Feb 18, 2013

Enthusiasts Archives: Obcy (comments by Austin Kim)

Obcy (Stranger). 1967.
Obcy (Stranger) is a 1967 silent surrealist film by Jaruzal Jan for the AKF Bielsko club.  The film is a seven minute meditation on alienation, conformity, and desire, and how those elements feed and bleed into one another.  The opening shot is that of the protagonist at a witness stand.  Standing alone in a cheap suit, he looks up at his judge/accuser expectantly and rests his hands on the bench.  A quick close up of his clenched hands with the title superimposed over them is followed by an exterior shot of the protagonist being tossed out of a massive pair of doors.  The slightest glimpse of a hand is seen as it throws out a leather jacket after him.  Picking himself up, he trades his cheap suit for the leather jacket and wanders into the street.  He wanders through deserted alleys and abandoned boulevards for some time, stopping occasionally to rest or to investigate for signs of life.  Eventually, he sees in the distance the silhouette of a man in hat and coat framed by the blackened walls of a culvert.  The protagonist chases the man through the abandoned streets until he finally catches up, but when he grabs the man's shoulder it is revealed that the man is nothing but a mannequin.  The protagonist flees in alarm.  As he makes his escape, he sees that more and more of the mannequins are appearing; soon he finds himself trapped in a corner.  The mannequins, each one with a military medal tattooed on its plastic chest, surround the protagonist.  There is no escape; he hangs himself.  The film ends as it began, with the protagonist back on the witness stand, looking expectantly upwards.

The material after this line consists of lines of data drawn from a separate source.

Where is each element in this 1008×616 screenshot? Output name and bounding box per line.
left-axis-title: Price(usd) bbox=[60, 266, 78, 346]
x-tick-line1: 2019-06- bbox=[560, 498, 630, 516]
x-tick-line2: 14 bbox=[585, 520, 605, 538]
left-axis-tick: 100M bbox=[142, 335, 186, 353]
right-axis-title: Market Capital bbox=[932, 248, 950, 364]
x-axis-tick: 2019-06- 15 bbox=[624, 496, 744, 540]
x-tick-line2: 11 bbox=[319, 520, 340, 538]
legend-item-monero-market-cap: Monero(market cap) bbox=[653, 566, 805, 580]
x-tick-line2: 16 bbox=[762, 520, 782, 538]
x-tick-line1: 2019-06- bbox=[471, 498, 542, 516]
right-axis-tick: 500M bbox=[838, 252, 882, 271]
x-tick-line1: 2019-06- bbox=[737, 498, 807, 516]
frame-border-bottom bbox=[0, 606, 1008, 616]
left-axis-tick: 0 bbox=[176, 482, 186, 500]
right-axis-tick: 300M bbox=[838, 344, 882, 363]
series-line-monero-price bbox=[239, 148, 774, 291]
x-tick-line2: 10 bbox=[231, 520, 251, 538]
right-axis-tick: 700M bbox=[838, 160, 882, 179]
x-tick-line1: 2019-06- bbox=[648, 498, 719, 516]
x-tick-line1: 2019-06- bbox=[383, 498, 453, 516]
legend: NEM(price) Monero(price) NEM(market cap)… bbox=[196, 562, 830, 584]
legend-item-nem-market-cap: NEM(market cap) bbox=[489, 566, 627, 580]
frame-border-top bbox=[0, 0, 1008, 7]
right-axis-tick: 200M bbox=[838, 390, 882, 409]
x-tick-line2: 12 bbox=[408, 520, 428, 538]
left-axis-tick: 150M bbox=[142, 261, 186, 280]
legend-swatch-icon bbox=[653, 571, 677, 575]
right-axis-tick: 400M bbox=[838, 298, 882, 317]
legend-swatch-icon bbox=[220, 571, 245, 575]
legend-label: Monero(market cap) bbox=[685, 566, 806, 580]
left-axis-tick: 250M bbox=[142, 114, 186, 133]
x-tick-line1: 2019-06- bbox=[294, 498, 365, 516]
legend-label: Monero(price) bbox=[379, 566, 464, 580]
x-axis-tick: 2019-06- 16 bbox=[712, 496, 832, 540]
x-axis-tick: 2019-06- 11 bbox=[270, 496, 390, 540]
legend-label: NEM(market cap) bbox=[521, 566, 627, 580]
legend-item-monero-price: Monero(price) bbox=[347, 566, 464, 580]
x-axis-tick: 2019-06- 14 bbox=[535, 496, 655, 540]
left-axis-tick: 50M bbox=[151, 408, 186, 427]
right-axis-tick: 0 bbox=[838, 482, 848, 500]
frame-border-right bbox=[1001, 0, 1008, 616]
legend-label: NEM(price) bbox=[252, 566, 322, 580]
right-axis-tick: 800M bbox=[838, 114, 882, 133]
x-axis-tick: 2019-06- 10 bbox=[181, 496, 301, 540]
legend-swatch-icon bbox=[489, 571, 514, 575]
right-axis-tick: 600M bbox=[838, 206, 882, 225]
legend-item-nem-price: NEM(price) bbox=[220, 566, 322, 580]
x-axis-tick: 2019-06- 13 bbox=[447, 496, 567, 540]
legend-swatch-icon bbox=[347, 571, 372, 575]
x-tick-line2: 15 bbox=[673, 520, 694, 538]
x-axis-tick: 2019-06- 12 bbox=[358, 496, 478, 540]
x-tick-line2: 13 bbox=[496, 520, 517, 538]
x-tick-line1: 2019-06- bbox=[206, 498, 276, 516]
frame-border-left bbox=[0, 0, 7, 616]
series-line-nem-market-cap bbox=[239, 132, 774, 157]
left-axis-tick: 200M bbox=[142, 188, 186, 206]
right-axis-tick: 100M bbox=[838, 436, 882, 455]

            Obcy is a sophisticated work; the dreamlike formal quality of the shots, the absence of any human presence besides the protagonist, and the unstoppable encroachment of the mannequins firmly places the film within surrealist subconscious territory, while simultaneously allowing for an expressly political reading within the Soviet context as well as, perhaps more importantly, a universal reading.  The individual, indicted by faceless society a priori, exists alone.  He must content himself with aimless wandering.  When he grows tired of his isolation and finally tries to reach out, he is punished, and the hope he has for reconciliation turns into abject fear as he is crushed by a tide of unfeeling bodies in a cruel inversion of the inclusion that he yearned for.  The last shot, the same as the first, elevates Obcy to the level of Greek tragedy—because of his crime of passion the protagonist is doomed to ceaselessly repeat his suffering, just as Prometheus was bound forever to the rock for his crime of knowledge. 
            The presentation of the film on the Internet Archive actually benefits the work, I would argue.  While Obcy viewed on a film print would probably remain legible as a political statement—the State oppresses the Individual—The degraded quality of the image as it is viewed online, its silence (both literal and figurative—the archival entry offers no description, if one were to encounter the film without the benefit of the Enthusiast Archive's link one might be hard-pressed to find any background for it whatsoever), and its anonymity combine to create a critical distance that might otherwise be absent if one were to only look at the film within its historical context.  Viewed in this way, the work is ultimately free to take on the aspect of visual allegory.